Before I close, Mr. Chairman, I would like to make a short addendum. Mr. Farley of the Justice Department said in testimony earlier that S. 1858 would make National Guardsmen serving in training duty Federal employees. I do not believe that is so at all. I see nothing in the law that makes National Guardsmen serving under title 32 Federal employees. The Constitution has already determined that they are not.

All S. 1858 does is to include National Guardsmen performing training duty under title 32 in the definition of Federal employees for the purposes of the Federal Tort Claims Act.

I submit, Mr. Chairman, and Senator Thurmond, that there is adequate precedent for that. The Swine Flu Act provided the coverage of the Federal Tort Claims Act to pharmaceutical houses who most certainly enjoyed no servant relationship with the Federal Government.

Second, sections 3686 and 8686 of title 10 provide benefits to National Guardsmen as if they were on active duty under title 10. That is simply all we ask under S. 1858.

The precedents are there; the Justice Department has destroyed their own position of insisting on master-servant relationship when they supported the Swine Flu Act which extended Federal Tort Claims Act coverage as the sole remedy, the exclusive remedy for suits arising from or claims arising from the swine flu program.

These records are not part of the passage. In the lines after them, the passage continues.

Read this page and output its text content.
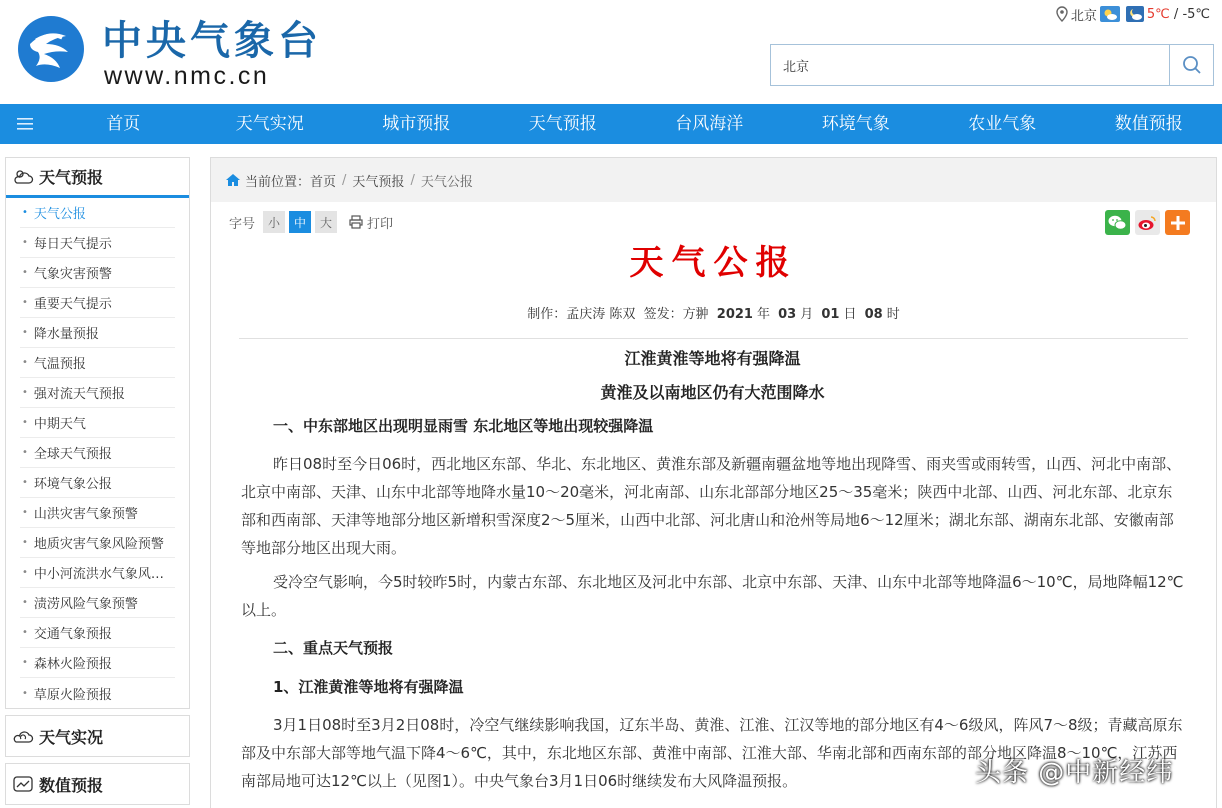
中央气象台
www.nmc.cn
北京	5℃ / -5℃
北京
首页	天气实况	城市预报	天气预报	台风海洋	环境气象	农业气象	数值预报
天气预报
• 天气公报
• 每日天气提示
• 气象灾害预警
• 重要天气提示
• 降水量预报
• 气温预报
• 强对流天气预报
• 中期天气
• 全球天气预报
• 环境气象公报
• 山洪灾害气象预警
• 地质灾害气象风险预警
• 中小河流洪水气象风…
• 渍涝风险气象预警
• 交通气象预报
• 森林火险预报
• 草原火险预报
天气实况
数值预报
当前位置： 首页 / 天气预报 / 天气公报
字号	小	中	大	打印
天气公报
制作：孟庆涛 陈双  签发：方翀 2021 年 03 月 01 日 08 时
江淮黄淮等地将有强降温
黄淮及以南地区仍有大范围降水
一、中东部地区出现明显雨雪 东北地区等地出现较强降温

昨日08时至今日06时，西北地区东部、华北、东北地区、黄淮东部及新疆南疆盆地等地出现降雪、雨夹雪或雨转雪，山西、河北中南部、北京中南部、天津、山东中北部等地降水量10～20毫米，河北南部、山东北部部分地区25～35毫米；陕西中北部、山西、河北东部、北京东部和西南部、天津等地部分地区新增积雪深度2～5厘米，山西中北部、河北唐山和沧州等局地6～12厘米；湖北东部、湖南东北部、安徽南部等地部分地区出现大雨。

受冷空气影响，今5时较昨5时，内蒙古东部、东北地区及河北中东部、北京中东部、天津、山东中北部等地降温6～10℃，局地降幅12℃以上。

二、重点天气预报
1、江淮黄淮等地将有强降温

3月1日08时至3月2日08时，冷空气继续影响我国，辽东半岛、黄淮、江淮、江汉等地的部分地区有4～6级风，阵风7～8级；青藏高原东部及中东部大部等地气温下降4～6℃，其中，东北地区东部、黄淮中南部、江淮大部、华南北部和西南东部的部分地区降温8～10℃，江苏西南部局地可达12℃以上（见图1）。中央气象台3月1日06时继续发布大风降温预报。	头条 @中新经纬
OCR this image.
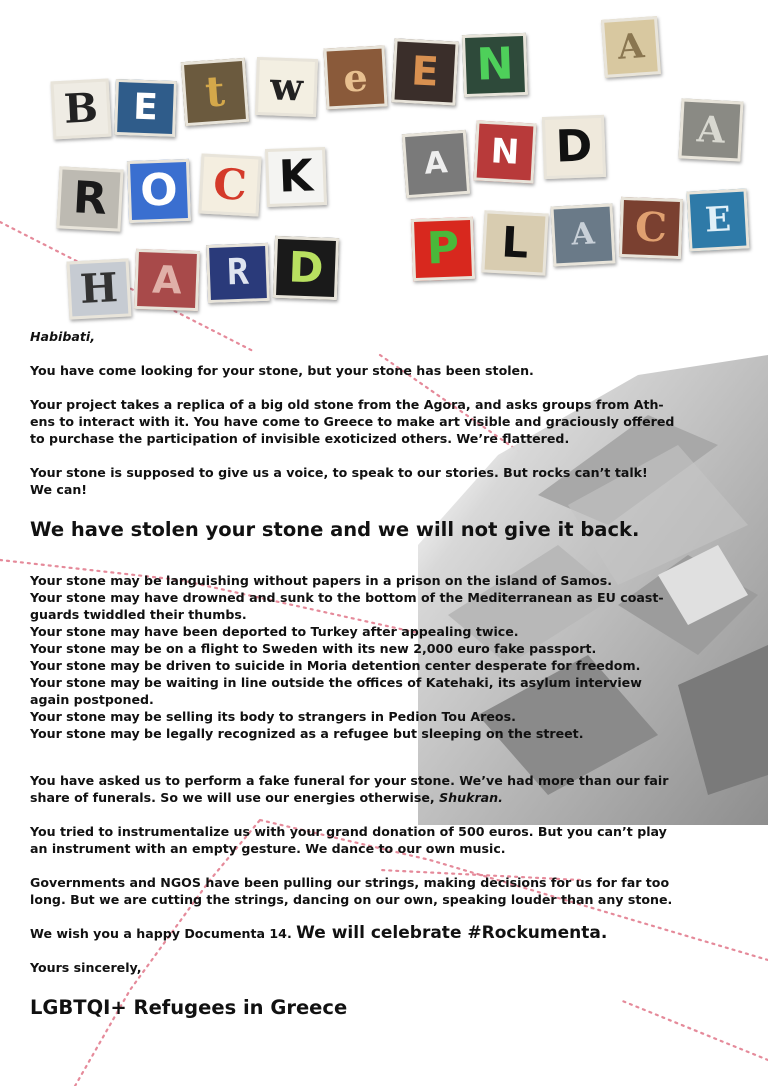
B E t w e E N	A
R O C K
H A R D
A N D	A
P L A C E

Habibati,

You have come looking for your stone, but your stone has been stolen.

Your project takes a replica of a big old stone from the Agora, and asks groups from Ath-

ens to interact with it. You have come to Greece to make art visible and graciously offered

to purchase the participation of invisible exoticized others. We’re flattered.

Your stone is supposed to give us a voice, to speak to our stories. But rocks can’t talk!

We can!

We have stolen your stone and we will not give it back.

Your stone may be languishing without papers in a prison on the island of Samos.

Your stone may have drowned and sunk to the bottom of the Mediterranean as EU coast-

guards twiddled their thumbs.

Your stone may have been deported to Turkey after appealing twice.

Your stone may be on a flight to Sweden with its new 2,000 euro fake passport.

Your stone may be driven to suicide in Moria detention center desperate for freedom.

Your stone may be waiting in line outside the offices of Katehaki, its asylum interview

again postponed.

Your stone may be selling its body to strangers in Pedion Tou Areos.

Your stone may be legally recognized as a refugee but sleeping on the street.

You have asked us to perform a fake funeral for your stone. We’ve had more than our fair

share of funerals. So we will use our energies otherwise, Shukran.

You tried to instrumentalize us with your grand donation of 500 euros. But you can’t play

an instrument with an empty gesture. We dance to our own music.

Governments and NGOS have been pulling our strings, making decisions for us for far too

long. But we are cutting the strings, dancing on our own, speaking louder than any stone.

We wish you a happy Documenta 14. We will celebrate #Rockumenta.

Yours sincerely,

LGBTQI+ Refugees in Greece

They did that not because there was a master-servant relationship. The Congress didn't do it because there was a master-servant relationship. They did it because it was for the good of the U.S. Government. I submit, Mr. Chairman and Senator Thurmond, the training of the National Guard for their combat duty is for the good of the American people.

Mr. Chairman and Senator Thurmond, I will be pleased to attempt to answer your questions.

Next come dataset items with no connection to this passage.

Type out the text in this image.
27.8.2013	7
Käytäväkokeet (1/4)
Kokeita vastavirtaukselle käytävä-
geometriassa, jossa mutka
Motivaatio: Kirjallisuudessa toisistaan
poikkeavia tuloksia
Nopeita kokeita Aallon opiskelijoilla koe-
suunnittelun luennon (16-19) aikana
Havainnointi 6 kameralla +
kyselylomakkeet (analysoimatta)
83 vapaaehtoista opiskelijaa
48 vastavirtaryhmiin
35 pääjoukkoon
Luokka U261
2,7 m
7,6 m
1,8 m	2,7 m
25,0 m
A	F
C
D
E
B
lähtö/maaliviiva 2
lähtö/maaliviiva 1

Senator BAYH. General, I have seldom seen a witness who can lay it right out there as succinctly as you have.

General GREENLIEF. Thank you.

Senator BAYH. Therefore, I don't think I have any questions at this point. You just brought out what it is all about, brought out the history of where we are and how we got where we are.

I appreciate your testimony more than I can say.

General GREENLIEF. Thank you, sir.

Senator BAYH. Thank you. Senator Thurmond?

Senator THURMOND. General, we are certainly glad to have you here. There is no one connected with Defense that I hold a higher esteem and regard for than you.

General GREENLIEF. Thank you, sir. I would return the compliment, by the way.

Senator THURMOND. How is that?

General GREENLIEF. I would return the compliment to you, sir,

by the way.

Senator THURMOND. Thank you, sir.

Have you had a chance to study this particular bill?

General GREENLIEF. Yes, sir.

Senator THURMOND. To see that it does just what Mr. Hise, the attorney, testified to a few moments ago?